Our choice to keep moving in the direction God is leading even as we experience suffering, combined with the access by faith in Jesus to God’s grace; these together are the means by which we co-labor with God in our transformation. God gives the strength to persevere as we choose to allow even suffering to be a venue in which we stand in God’s grace. Those co-laboring choices are what lead to change and moral development in us, what lead to what Paul calls development of our character.

I don’t mean what I am going to say to be a statement of taking sides; I mean this only as an example of what I have observed up close and personal as I have walked alongside our staff.

I have in my mind so many examples of Elizabeth Sherwood and Steve Fawver, of Michelle Akins and Nolan Staples, choosing in the midst of the difficulty of the last months to keep standing in the grace Christ gives them access to. I have watched them persevere in doing what Christ has asked them to do. With all kinds of reasons to run away or lash out, I have instead watched them draw more deeply from Christ and walk the path ahead of them.

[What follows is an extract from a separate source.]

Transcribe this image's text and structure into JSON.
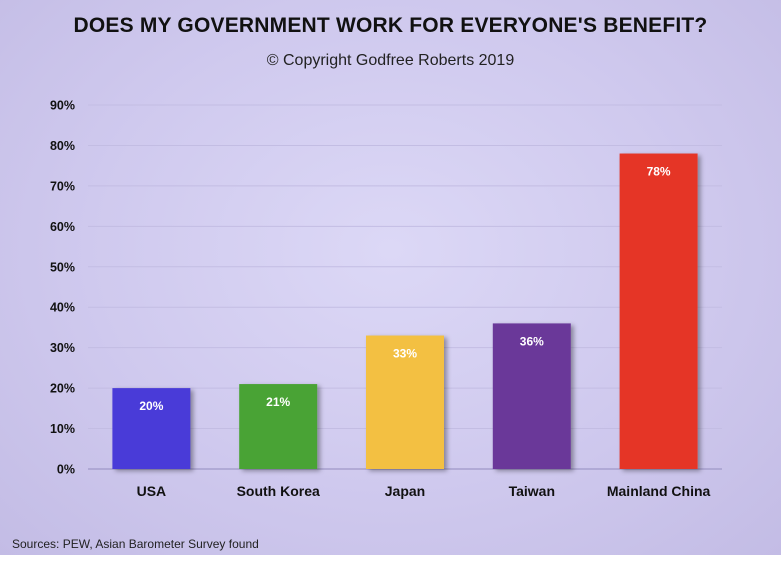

Christ has enabled them to persevere beautifully. I name and honor Christ’s work in them. I thank God for and I celebrate the exemplary character I see in them, character forged by the Holy Spirit…character which brings hope, just as Paul writes! Hope in them…and hope for me as I see Christ in them.

This is good news! And it is practical news. And it is time-tested and people-tested news.

The peace we have with God through Jesus Christ, the access we have to stand in the grace and presence of God in the Holy Spirit…it is real. It is transformative. It is powerful. And it is marked by character and hope and the love of God.

I see it. I celebrate it! Paul’s words here and my observation of Christ’s work in the team and in so many others over so many years encourage and challenge me to live in this myself. To not avoid suffering or let it discourage me or paralyze me or cause me to settle, but rather to let it challenge me to hold even more tightly to the hand of Jesus as he leads.

It challenges me to walk alongside Jesus, to ask for and look for the perseverance that God will bring; perseverance to continue in obedience and faithfulness. I hope for and long for and ask for God to build character and hope in me!

And I celebrate what Paul says: that “God’s love has been poured out into our hearts through the Holy Spirit, who has been given to us.”

May God bring perseverance and character and hope to all of us! May we walk where Christ leads into the grace where we can stand and live. And may God’s love pour over us, dwell in us, and overflow to others!